Anonymous aussi se dit du côté du changement, mais, que voulez-vous, je n'aime pas les machos. Même quand ils défendent une bonne cause. À l'instar de Julian Assange et ses Wikileaks, Anonymous, qui a d'ailleurs pris le relais du prédécesseur australien depuis que celui-ci est sous surveillance, fait, à mon humble avis, un power trip. Dans une entrevue à la radio de CBC en 2007, une des rares personnes identifiées à ce mouvement de cybernautes, Trent Peacock (sans doute un pseudonyme?), disait d'ailleurs ceci: "Nous sommes juste un groupe de personnes sur internet qui ont besoin d'un débouché pour faire ce qu'on ne pourrait pas faire dans la société normale. C'est à peu près ça l'idée: fais ce que tu veux. On dit souvent, "on le fait pour le lulz".

Lulz, au cas où vous auriez plus de 40 ans, est une déformation de l'acronyme internet lol (laugh out loud). Qu'on se bidonne aux frais des grosses légumes, encore une fois, je veux bien. Qu'on soit prêt à faire un peu n'importe quoi pour se faire remarquer, c'est là que je débarque. C'est un peu comme le problème des casseurs masqués. Que l'inertie et mauvaise foi du gouvernement inspirent jeunes et moins jeunes à battre la casserole et crier leur colère, on comprend, voire on applaudit. Mais que ces manifestations soient l'occasion pour se défouler la tétastérone, sous cagoule par-dessus le marché, ou derrière le sourire cynique du légendaire pyromane Guy Fawkes, ça frise l'abus et le n'importe quoi.

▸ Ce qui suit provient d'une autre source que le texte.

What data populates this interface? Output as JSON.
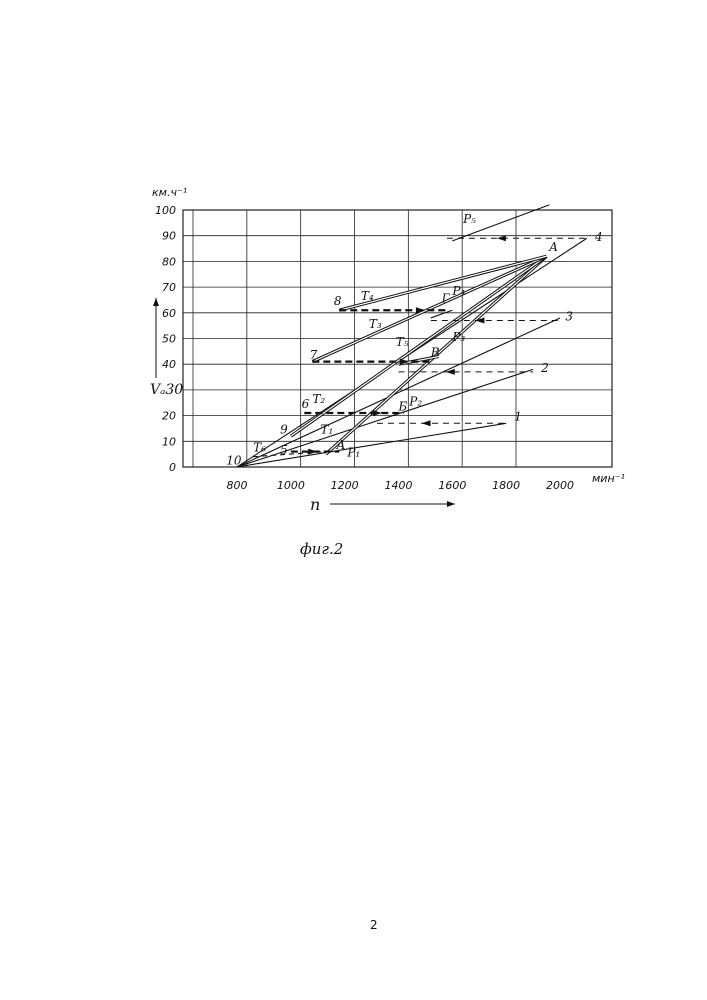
{
  "page": {
    "caption": "фиг.2",
    "page_number": "2"
  },
  "chart_data": {
    "type": "line",
    "title": "",
    "xlabel": "n",
    "ylabel": "Vₐ",
    "x_unit": "мин⁻¹",
    "y_unit": "км.ч⁻¹",
    "xlim": [
      600,
      2150
    ],
    "ylim": [
      0,
      100
    ],
    "x_ticks": [
      800,
      1000,
      1200,
      1400,
      1600,
      1800,
      2000
    ],
    "y_ticks": [
      0,
      10,
      20,
      30,
      40,
      50,
      60,
      70,
      80,
      90,
      100
    ],
    "y_tick_labels": [
      "0",
      "10",
      "20",
      "",
      "40",
      "50",
      "60",
      "70",
      "80",
      "90",
      "100"
    ],
    "y_label_text": "Vₐ30",
    "grid": true,
    "series": [
      {
        "name": "1",
        "style": "solid",
        "double": false,
        "points": [
          [
            800,
            0
          ],
          [
            1800,
            17
          ]
        ]
      },
      {
        "name": "2",
        "style": "solid",
        "double": false,
        "points": [
          [
            800,
            0
          ],
          [
            1900,
            38
          ]
        ]
      },
      {
        "name": "3",
        "style": "solid",
        "double": false,
        "points": [
          [
            800,
            0
          ],
          [
            2000,
            58
          ]
        ]
      },
      {
        "name": "4",
        "style": "solid",
        "double": false,
        "points": [
          [
            800,
            0
          ],
          [
            2100,
            89
          ]
        ]
      },
      {
        "name": "P₅",
        "style": "solid",
        "double": false,
        "points": [
          [
            1600,
            88
          ],
          [
            1960,
            102
          ]
        ]
      },
      {
        "name": "P₄",
        "style": "solid",
        "double": false,
        "points": [
          [
            1520,
            58
          ],
          [
            1600,
            61
          ]
        ]
      },
      {
        "name": "T₁",
        "style": "solid",
        "double": true,
        "points": [
          [
            1130,
            5
          ],
          [
            1950,
            82
          ]
        ]
      },
      {
        "name": "T₂",
        "style": "solid",
        "double": true,
        "points": [
          [
            1000,
            12
          ],
          [
            1950,
            82
          ]
        ]
      },
      {
        "name": "T₃",
        "style": "solid",
        "double": true,
        "points": [
          [
            1080,
            41
          ],
          [
            1950,
            82
          ]
        ]
      },
      {
        "name": "T₄",
        "style": "solid",
        "double": true,
        "points": [
          [
            1180,
            61
          ],
          [
            1950,
            82
          ]
        ]
      },
      {
        "name": "T₅",
        "style": "solid",
        "double": true,
        "points": [
          [
            1400,
            40
          ],
          [
            1550,
            43
          ]
        ]
      },
      {
        "name": "T₆",
        "style": "dashed",
        "double": false,
        "points": [
          [
            860,
            4
          ],
          [
            1130,
            6
          ]
        ]
      }
    ],
    "shift_arrows": [
      {
        "from": [
          1580,
          89
        ],
        "to": [
          2100,
          89
        ],
        "direction": "left",
        "bold": false
      },
      {
        "from": [
          1520,
          57
        ],
        "to": [
          2000,
          57
        ],
        "direction": "left",
        "bold": false
      },
      {
        "from": [
          1400,
          37
        ],
        "to": [
          1900,
          37
        ],
        "direction": "left",
        "bold": false
      },
      {
        "from": [
          1320,
          17
        ],
        "to": [
          1800,
          17
        ],
        "direction": "left",
        "bold": false
      },
      {
        "from": [
          1180,
          61
        ],
        "to": [
          1580,
          61
        ],
        "direction": "right",
        "bold": true
      },
      {
        "from": [
          1080,
          41
        ],
        "to": [
          1520,
          41
        ],
        "direction": "right",
        "bold": true
      },
      {
        "from": [
          1050,
          21
        ],
        "to": [
          1420,
          21
        ],
        "direction": "right",
        "bold": true
      },
      {
        "from": [
          1000,
          6
        ],
        "to": [
          1180,
          6
        ],
        "direction": "right",
        "bold": true
      }
    ],
    "annotations": [
      {
        "text": "1",
        "x": 1830,
        "y": 18
      },
      {
        "text": "2",
        "x": 1930,
        "y": 37
      },
      {
        "text": "3",
        "x": 2020,
        "y": 57
      },
      {
        "text": "4",
        "x": 2130,
        "y": 88
      },
      {
        "text": "5",
        "x": 960,
        "y": 5
      },
      {
        "text": "6",
        "x": 1040,
        "y": 23
      },
      {
        "text": "7",
        "x": 1070,
        "y": 42
      },
      {
        "text": "8",
        "x": 1160,
        "y": 63
      },
      {
        "text": "9",
        "x": 960,
        "y": 13
      },
      {
        "text": "10",
        "x": 760,
        "y": 1
      },
      {
        "text": "A",
        "x": 1960,
        "y": 84
      },
      {
        "text": "Г",
        "x": 1560,
        "y": 64
      },
      {
        "text": "Б",
        "x": 1400,
        "y": 22
      },
      {
        "text": "В",
        "x": 1520,
        "y": 43
      },
      {
        "text": "A",
        "x": 1170,
        "y": 7
      },
      {
        "text": "P₁",
        "x": 1210,
        "y": 4
      },
      {
        "text": "P₂",
        "x": 1440,
        "y": 24
      },
      {
        "text": "P₃",
        "x": 1600,
        "y": 49
      },
      {
        "text": "P₄",
        "x": 1600,
        "y": 67
      },
      {
        "text": "P₅",
        "x": 1640,
        "y": 95
      },
      {
        "text": "T₁",
        "x": 1110,
        "y": 13
      },
      {
        "text": "T₂",
        "x": 1080,
        "y": 25
      },
      {
        "text": "T₃",
        "x": 1290,
        "y": 54
      },
      {
        "text": "T₄",
        "x": 1260,
        "y": 65
      },
      {
        "text": "T₅",
        "x": 1390,
        "y": 47
      },
      {
        "text": "T₆",
        "x": 860,
        "y": 6
      }
    ]
  },
  "styles": {
    "line": "#111111",
    "grid": "#222222"
  }
}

L'intimidation, d'où qu'elle vienne, et à plus forte raison sous anonymat, est intolérable. Le leader de la CLASSE, Gabriel Nadeau-Dubois, était sur le point d'avoir à régler le problème lorsque le gouvernement Charest lui a fait cadeau de la loi 78, et les bonnes gens de Montréal, du bruit de leurs casseroles. Le problème des dérapages se voyait dès lors englouti sous un joyeux et amibitieux tin-t-on-en-a-marre. Mais la partie n'est que remise: tout mouvement populaire, s'il veut le demeurer, doit limiter les dérapages et le radicalisme puant.

Tant qu'à se cacher derrière un masque, Anonymous ferait mieux d'imiter Anarchopanda. Au moins un qui a compris que des câlins bien administrés sont à la fois plus subversifs et plus intéressants que des semonces paternalistes tombées du ciel.